Zumbi jogado na quadra- Arquivo JRS |
Ainda é bem cedo. Sigo para o trabalho esperando um descanso logo mais, nos próximos dias. No ônibus há poucos passageiros. Eu prefiro os assentos do fundão para poder escancarar todas as janelas e deixar o ar circular bem. No último ponto, antes de entrar na rodovia, um rapaz entra todo simpático a julgar pelo bom dia que desejou ao motorista. Também ele se dirigiu ao fundão. Pela aparência, julguei ser um desses vendedores de produtos, tipo brincos, canecas, bonés etc., que ralam vendendo nas praias. Anda muito essa gente!
Ele me cumprimentou demonstrando alegria, de bem com a vida. Notei que tinha um defeito físico, como se a mão direita tivesse sido esmagada em algum acidente. A prosa, já engatilhada, veio no "maior gás", conforme a gíria. Nome: Vinícius. Natural de Seabra, na Bahia. Aí, Jorge, da terrinha! Estava em casa de recuperação. Veio parar em São Paulo porque "é lugar bom para ganhar dinheiro". Acertei no julgamento! Ele está indo à capital a fim de comprar produtos a serem revendidos pelas praias na próxima temporada de verão. Sem eu perguntar nada, o Vinicius passou a me contar das casas de recuperação, afirmando que "muitos pastores são crentes só de nome, querem ganhar dinheiro às custas de quem foi acolhido, pondo-os a vender coisas nos ônibus, ruas e praias". Como costumamos dizer lá em casa: "Eu já sabia!".
Desde o princípio, notei que o Vinicius entabulava a conversa tendendo a apelar para a Bíblia. Até citações dela ele fez com certa maestria. Será decorrência de certa forma de lavagem cerebral costumeiramente aplicada em muitas casas de recuperação? Não sei dizer. Mas logo tratei de cortar esse direcionamento. "O caminho não é por aí, amigo. Devido - também! - a essa forma de alienação, foi eleito o pior candidato dentre os candidatos à presidência do nosso país". Ele concordou; percebeu que eu apelava para a linha da autonomia, do desenvolvimento da nossa capacidade reflexiva e crítica.
Vinicius, o andarilho de Seabra, pincelou, entre vários momentos, algumas passagens da sua vida.
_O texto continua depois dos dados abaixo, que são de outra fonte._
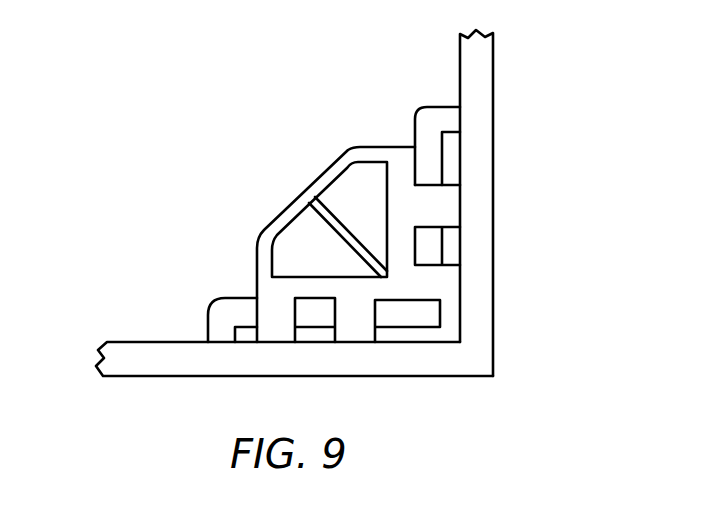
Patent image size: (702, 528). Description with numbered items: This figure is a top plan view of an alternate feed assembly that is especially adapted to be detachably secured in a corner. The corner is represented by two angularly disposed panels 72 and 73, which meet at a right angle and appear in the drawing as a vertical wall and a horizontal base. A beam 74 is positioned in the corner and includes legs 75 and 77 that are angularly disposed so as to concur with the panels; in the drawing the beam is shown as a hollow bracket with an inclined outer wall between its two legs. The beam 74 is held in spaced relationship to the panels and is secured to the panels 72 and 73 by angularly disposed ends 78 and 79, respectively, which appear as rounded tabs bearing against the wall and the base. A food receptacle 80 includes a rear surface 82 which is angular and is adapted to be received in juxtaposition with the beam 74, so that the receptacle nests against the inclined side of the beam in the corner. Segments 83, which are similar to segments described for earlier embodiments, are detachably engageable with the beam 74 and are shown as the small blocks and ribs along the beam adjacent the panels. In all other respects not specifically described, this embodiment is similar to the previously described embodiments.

The panel 72 is at (501, 205).
The panel 73 is at (110, 342).
The beam 74 is at (407, 313).
The leg 75 is at (414, 140).
The leg 77 is at (237, 295).
The end 78 is at (445, 106).
The end 79 is at (208, 325).
The food receptacle 80 is at (275, 217).
The rear surface 82 is at (415, 167).
The segment 83 is at (447, 285).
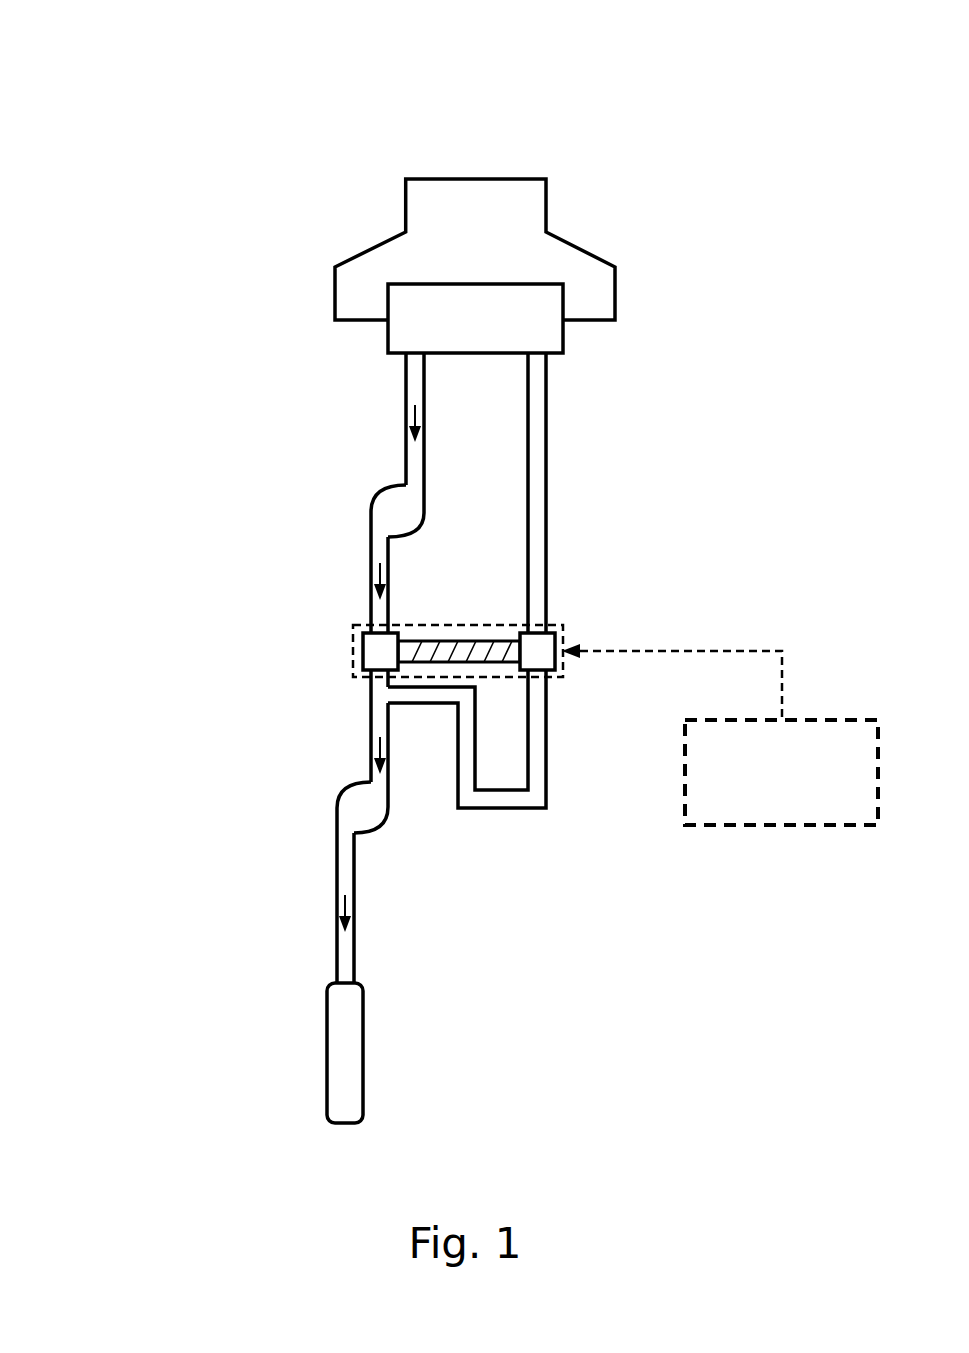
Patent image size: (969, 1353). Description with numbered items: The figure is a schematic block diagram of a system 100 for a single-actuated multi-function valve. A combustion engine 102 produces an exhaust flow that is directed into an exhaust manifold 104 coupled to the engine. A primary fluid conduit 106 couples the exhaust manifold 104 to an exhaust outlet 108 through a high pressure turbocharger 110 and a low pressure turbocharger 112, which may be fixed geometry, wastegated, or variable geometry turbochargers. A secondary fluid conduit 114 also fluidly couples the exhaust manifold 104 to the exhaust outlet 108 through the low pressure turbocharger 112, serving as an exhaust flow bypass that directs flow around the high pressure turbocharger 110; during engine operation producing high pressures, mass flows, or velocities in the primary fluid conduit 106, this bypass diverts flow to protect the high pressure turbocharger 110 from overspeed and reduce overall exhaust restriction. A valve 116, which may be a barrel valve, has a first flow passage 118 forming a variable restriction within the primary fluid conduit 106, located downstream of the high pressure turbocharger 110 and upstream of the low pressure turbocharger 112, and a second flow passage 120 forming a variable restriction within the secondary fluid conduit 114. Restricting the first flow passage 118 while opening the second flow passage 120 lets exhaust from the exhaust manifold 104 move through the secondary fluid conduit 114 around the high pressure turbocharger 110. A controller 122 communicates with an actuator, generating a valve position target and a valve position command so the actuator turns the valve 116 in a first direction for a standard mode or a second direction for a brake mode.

The system 100 is at (100, 72).
The combustion engine 102 is at (473, 178).
The exhaust manifold 104 is at (387, 343).
The primary fluid conduit 106 is at (405, 420).
The exhaust outlet 108 is at (326, 1033).
The high pressure turbocharger 110 is at (371, 500).
The low pressure turbocharger 112 is at (336, 797).
The secondary fluid conduit 114 is at (548, 468).
The valve 116 is at (468, 622).
The first flow passage 118 is at (362, 646).
The second flow passage 120 is at (566, 628).
The controller 122 is at (763, 798).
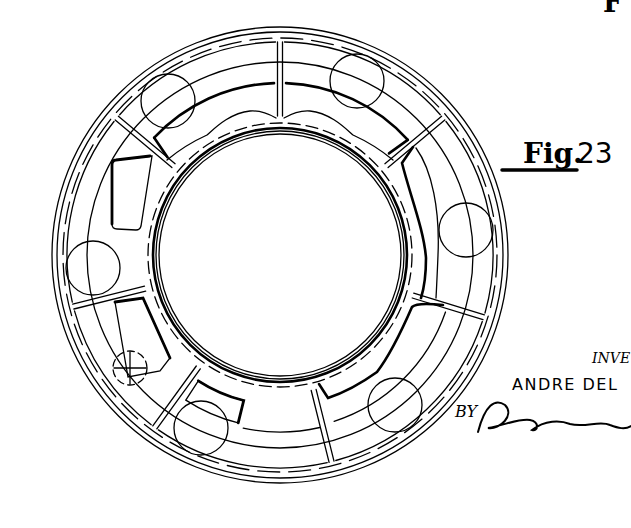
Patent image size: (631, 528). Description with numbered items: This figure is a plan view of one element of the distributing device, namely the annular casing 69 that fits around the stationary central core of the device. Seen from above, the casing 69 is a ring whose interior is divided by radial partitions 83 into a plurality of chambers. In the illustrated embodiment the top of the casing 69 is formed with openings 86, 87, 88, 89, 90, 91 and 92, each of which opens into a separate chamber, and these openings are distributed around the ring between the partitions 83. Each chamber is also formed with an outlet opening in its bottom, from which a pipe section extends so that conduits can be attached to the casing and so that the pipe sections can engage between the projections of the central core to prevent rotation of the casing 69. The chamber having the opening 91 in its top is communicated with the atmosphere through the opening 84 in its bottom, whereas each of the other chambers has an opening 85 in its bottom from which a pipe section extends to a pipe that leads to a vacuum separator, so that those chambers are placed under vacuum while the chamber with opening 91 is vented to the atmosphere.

The annular casing 69 is at (90, 174).
The radial partitions 83 is at (122, 128).
The opening 84 is at (112, 378).
The opening 85 is at (72, 290).
The opening 86 is at (432, 330).
The opening 87 is at (440, 280).
The opening 88 is at (395, 134).
The opening 89 is at (254, 98).
The opening 90 is at (138, 178).
The opening 91 is at (130, 328).
The opening 92 is at (207, 392).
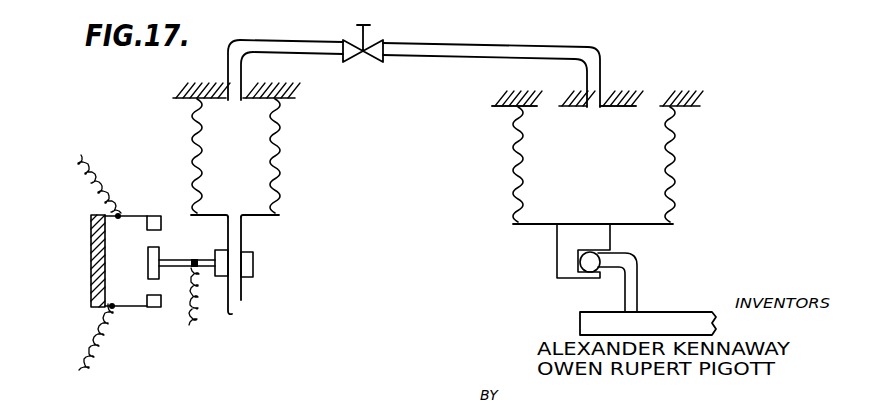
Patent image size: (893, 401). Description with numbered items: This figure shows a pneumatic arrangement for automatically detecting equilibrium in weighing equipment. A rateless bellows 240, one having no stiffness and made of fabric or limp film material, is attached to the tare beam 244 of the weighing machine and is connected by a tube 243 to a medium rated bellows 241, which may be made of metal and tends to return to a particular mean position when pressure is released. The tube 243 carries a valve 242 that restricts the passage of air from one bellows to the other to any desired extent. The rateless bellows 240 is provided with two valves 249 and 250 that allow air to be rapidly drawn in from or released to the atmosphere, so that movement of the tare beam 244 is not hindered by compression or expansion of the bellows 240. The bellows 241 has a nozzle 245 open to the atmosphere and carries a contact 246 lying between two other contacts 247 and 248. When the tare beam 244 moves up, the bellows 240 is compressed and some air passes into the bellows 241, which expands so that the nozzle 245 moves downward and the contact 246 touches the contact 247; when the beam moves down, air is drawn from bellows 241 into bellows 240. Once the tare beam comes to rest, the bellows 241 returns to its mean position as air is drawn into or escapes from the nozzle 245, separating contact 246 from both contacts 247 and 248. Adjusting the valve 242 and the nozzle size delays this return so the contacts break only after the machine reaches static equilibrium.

The rateless bellows 240 is at (664, 190).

Elas não diferem daquilo que a maioria dos brasileiros vivem. Olhei bem no rosto dele, naquele tom de pele da maioria dos brasileiros que me faz dizer sempre: "Você é um testemunho de resistência, irmão! Pela sua história passou Zumbi dos Palmares e tanta gente nossa!". Perguntei-lhe ainda por quanto tempo ficou em Ubatuba e onde estava hospedado. "Passei seis dias nesta cidade. Fui acolhido numa casa de recuperação localizada no bairro do Ipiranguinha, próxima da igreja católica". Nesse momento lhe revelei que moro lá há vinte e cinco anos. Notando o seu cansaço, deixei que ele dormisse sossegado. Na despedida, só um desejo: "Segue em paz, Vinícius".
Em tempo: acabei de saber que hoje se comemora o Dia do Nordestino. Parabéns, gente boa!